Спустившись к причалу у «Старого водопада», они обнаружили, что молчаливый и обязательный Омар ждёт, как договорились; и снова их фелюга пошла, петляя средь мелких островков, к дальнему берегу. На этот раз они высадились недалеко от мавзолея Ага-хана[410], потом прошли пешком по дюнам около мили, чтобы посмотреть на разрушенный коптский монастырь святого Симеона: варварски искалеченный шестью веками нашествия бедуинов, он всё ещё мощным призраком возвышался над окрестностями.
Здесь царили великий смертный покой и уединённость; красота, равная — хоть и по контрасту — красоте затопленных Фил. Они поговорили об увиденном, как и подобает туристам, но Дэн всё больше и больше сознавал, как много не сказано между ними. Его состояние походило скорее на смущение, чем на волнение, и смущение это всё нарастало. Это же глупо, говорил он себе, это просто мальчишество — дважды подумать, прежде чем протянуть ей руку, чтобы помочь перейти через груду обломков или подняться по неровным ступеням на верхние террасы монастыря; прежде чем дать на ничего не значащие вопросы ничего не значащие и ещё более осторожные ответы. Когда они вернулись к реке, Омар снова отвёз их на остров Китченера. Они побродили по острову, и Дэн сделал несколько совершенно ненужных снимков. Потом они посидели в ином, чем в прошлый раз, месте, в более ухоженном саду над рекой, среди клумб с герберами и геранями. Дэну казалось — они отступили от рубежа, достигнутого накануне; ему даже не хватало энергии попытаться возобновить разговор, начатый вчера на скамье у пересечения пешеходной тропы с боковой дорожкой. У него создалось впечатление, что Джейн если и не скучает, то отсутствует, витает где-то далеко, наверняка не думает ни о нём, ни об их отношениях.

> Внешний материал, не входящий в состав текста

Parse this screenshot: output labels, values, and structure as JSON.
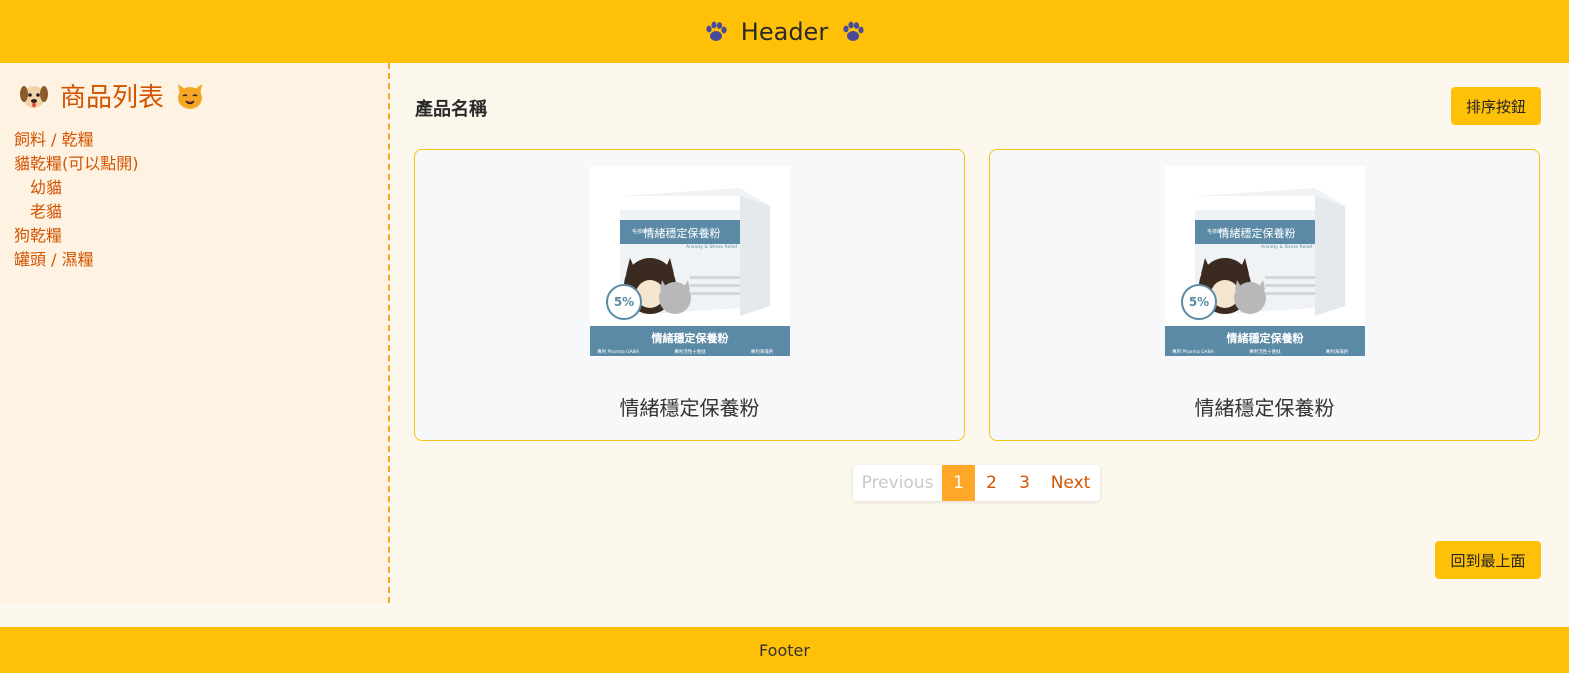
{
  "header": {
    "title": "Header",
    "left_icon": "paw-icon",
    "right_icon": "paw-icon"
  },
  "sidebar": {
    "title": "商品列表",
    "title_icons": [
      "dog-face-icon",
      "cat-face-icon"
    ],
    "items": [
      {
        "label": "飼料 / 乾糧"
      },
      {
        "label": "貓乾糧(可以點開)"
      },
      {
        "label": "幼貓"
      },
      {
        "label": "老貓"
      },
      {
        "label": "狗乾糧"
      },
      {
        "label": "罐頭 / 濕糧"
      }
    ]
  },
  "main": {
    "heading": "產品名稱",
    "sort_button": "排序按鈕",
    "products": [
      {
        "name": "情緒穩定保養粉",
        "image": {
          "box_title": "情緒穩定保養粉",
          "brand": "毛孩時代",
          "sub": "Anxiety & Stress Relief",
          "badge": "5%",
          "band_title": "情緒穩定保養粉",
          "tags": [
            "專利 Pharma GABA",
            "專利活性十胜肽",
            "專利海藻鈣"
          ]
        }
      },
      {
        "name": "情緒穩定保養粉",
        "image": {
          "box_title": "情緒穩定保養粉",
          "brand": "毛孩時代",
          "sub": "Anxiety & Stress Relief",
          "badge": "5%",
          "band_title": "情緒穩定保養粉",
          "tags": [
            "專利 Pharma GABA",
            "專利活性十胜肽",
            "專利海藻鈣"
          ]
        }
      }
    ],
    "pagination": {
      "previous": "Previous",
      "pages": [
        "1",
        "2",
        "3"
      ],
      "current": "1",
      "next": "Next"
    },
    "back_to_top": "回到最上面"
  },
  "footer": {
    "text": "Footer"
  },
  "colors": {
    "accent": "#ffc107",
    "link": "#d35400",
    "page_active": "#ffa726",
    "sidebar_bg": "#fef3e2",
    "card_border": "#f5c518"
  }
}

В отеле они сразу же разошлись по своим комнатам, гораздо раньше, чем вчера: крик муэдзина раздался уже после их возвращения. Джейн хотела принять ванну; потом она не спустилась в бар — выпить перед обедом, и Дэн провёл мучительные полчаса в одиночестве. Кончилось тем, что он позвонил ей от администратора. Оказывается, она неожиданно заснула. Появилась через десять минут, сжимая ладонями щёки в шутливом отчаянии от мысли, что он никогда и ни за что её не простит.
Обнаружилось, что их столик занят. Но тут послышался чей-то голос. Алэн и его друг-фотограф тоже были здесь: за их столиком нашлось два свободных места. Дэн с радостью отказался бы, но Джейн вроде бы понравилась эта идея. Она вдруг оживилась, будто почувствовала облегчение оттого, что будет с кем поговорить.